Mentre non si possono discutere gli aumenti delle immatricolazioni, la crescita delle offerte formative, della ricerca, dei laboratori e le ricadute sull’economia locale e sui consumi, non è invece corretto, come ha fatto il repubblicano Giannantonio Mingozzi, negare o dare per risolte le lacune di cui il campus di Ravenna continua a soffrire. La recente riunione del Consiglio di indirizzo della Fondazione Flaminia ha infatti confermato, nelle parole della presidente Mirella Falconi, la necessità di urgenti approfondimenti corali per “individuare linee di sviluppo che possano avere ricadute sulla didattica e sulla ricerca e far sì che una città universitaria quale possiamo ormai definire Ravenna possa essere veramente sentita come tale da tutta la cittadinanza”. Mica poco, come Lista per Ravenna lamenta da sempre. La presidente stessa del Campus Elena Fabbri ha portato in primo piano il problema degli spazi come conseguenza dell’aumento delle immatricolazioni. Anche Ernesto Giuseppe Alfieri, presidente della Fondazione Cassa di Risparmio di Ravenna, ha sottolineato la necessità di potenziare le dotazioni e i servizi dedicati agli studenti universitari. Mentre Lanfranco Gualtieri, presidente onorario di Fondazione Flaminia, ha sollevato alcune criticità legate alla logistica.
Non sarà dunque vietato parlarne. E lo facciamo come segue riprendendo quanto scritto in bozza, a proposito di cultura, nel programma 2021-2026 di Lista per Ravenna. il dipartimento dei Beni culturali ha sede nel Palazzo Strocchi di via Diaz, a cui peraltro servirebbe una più appropriata gestione/manutenzione dei locali, ma la sua attività didattica è invece dislocata nel Palazzo Corradini dove ha sede anche la biblioteca di campus. Struttura eccellente, formata dal patrimonio dei Beni culturali e di Giurisprudenza, implementata con importanti biblioteche storiche di studiosi italiani e stranieri, che richiede però, causa la mole ingente e la crescita costante del patrimonio librario, una sua più adeguata collocazione, sempre nel centro storico e nel proprio contesto accademico e scientifico. Perché, ad esempio, non ristrutturare il pregevole palazzo comunale dell’ex Anagrafe, situato a pochi passi, in via Raul Gardini, abbandonato e lasciato in rovina dal Comune, per trasferirvi la biblioteca universitaria e al contempo farne luogo di incontro e di socializzazione per docenti e studenti?.

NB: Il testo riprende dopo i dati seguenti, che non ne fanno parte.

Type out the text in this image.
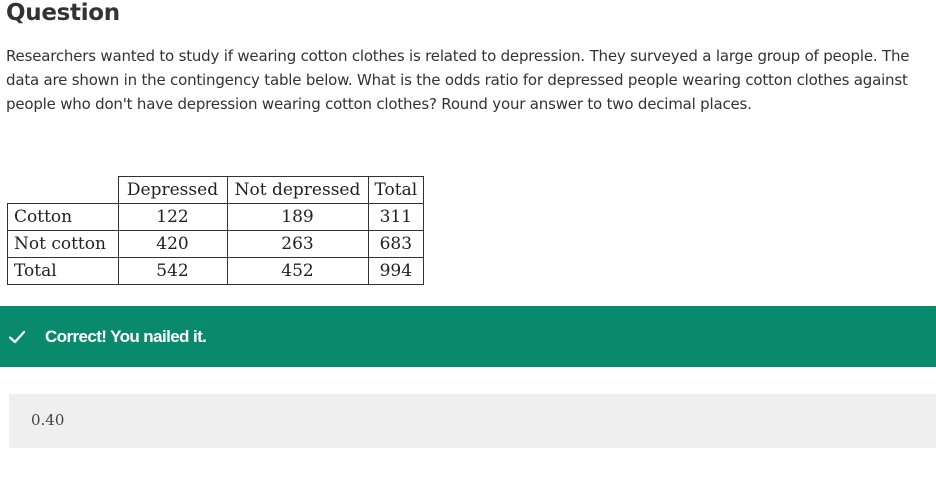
Question
Researchers wanted to study if wearing cotton clothes is related to depression. They surveyed a large group of people. The data are shown in the contingency table below. What is the odds ratio for depressed people wearing cotton clothes against people who don't have depression wearing cotton clothes? Round your answer to two decimal places.
	Depressed	Not depressed	Total
Cotton	122	189	311
Not cotton	420	263	683
Total	542	452	994
Correct! You nailed it.
0.40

Questo patrimonio librario di livello internazionale, nonché il costante aumento della popolazione studentesca e del corpo docente incardinato nel polo universitario ravennate, impongono una politica di predisposizione delle strutture di accoglienza: studentato, foresteria e mensa, oggi gravemente deficitarie, incapaci di reggere all’incremento delle immatricolazioni, tanto che molte richieste dall’estero non vanno in porto per questa ragione, in aggiunta alle difficoltà inaudite di raggiungere le nostra città coi mezzi di trasporto e di comunicazione più agevoli. Questi servizi devono essere collocati nel centro storico di Ravenna, assurto ormai a campus universitario integrato con la storia e l’essenza culturale della città. Inaudito soprattutto che non vi sia traccia a tutt’oggi di uno studentato. La scelta per lo meno inadeguata di collocarlo nei locali di piazza Farini che si affacciano sulla stazione ferroviaria, dove si concentrano problematiche ambientali e di ordine pubblico non da poco, sconta la necessità di trasferire gli uffici del Comune di Ravenna che vi risiedono nel nuovo “mostruoso” palazzo in canne di bambù di viale Berlinguer che avrebbe dovuto essere pronto nel 2017 e non lo sarà – scritto in una delibera della Giunta comunale – entro il 2022, o comunque non certo agibile nel corso del nuovo anno accademico. Ebbene, riprendendo una sollecitazione avanzata più volte da Lista per Ravenna, perché non riutilizzare, per studentato, foresteria e mensa, la storica ex caserma dei carabinieri P. Ragni di via di Roma, abbandonata dal Comando nel 1999, dislocata su tre piani, con una superficie utile di quasi 3 mila metri quadrati e già strutturata per usi abitativi, mensa e servizi, che si potrebbe realizzare in poco tempo e con spesa molto minore alla metà degli 8 milioni stanziati su piazza Farini?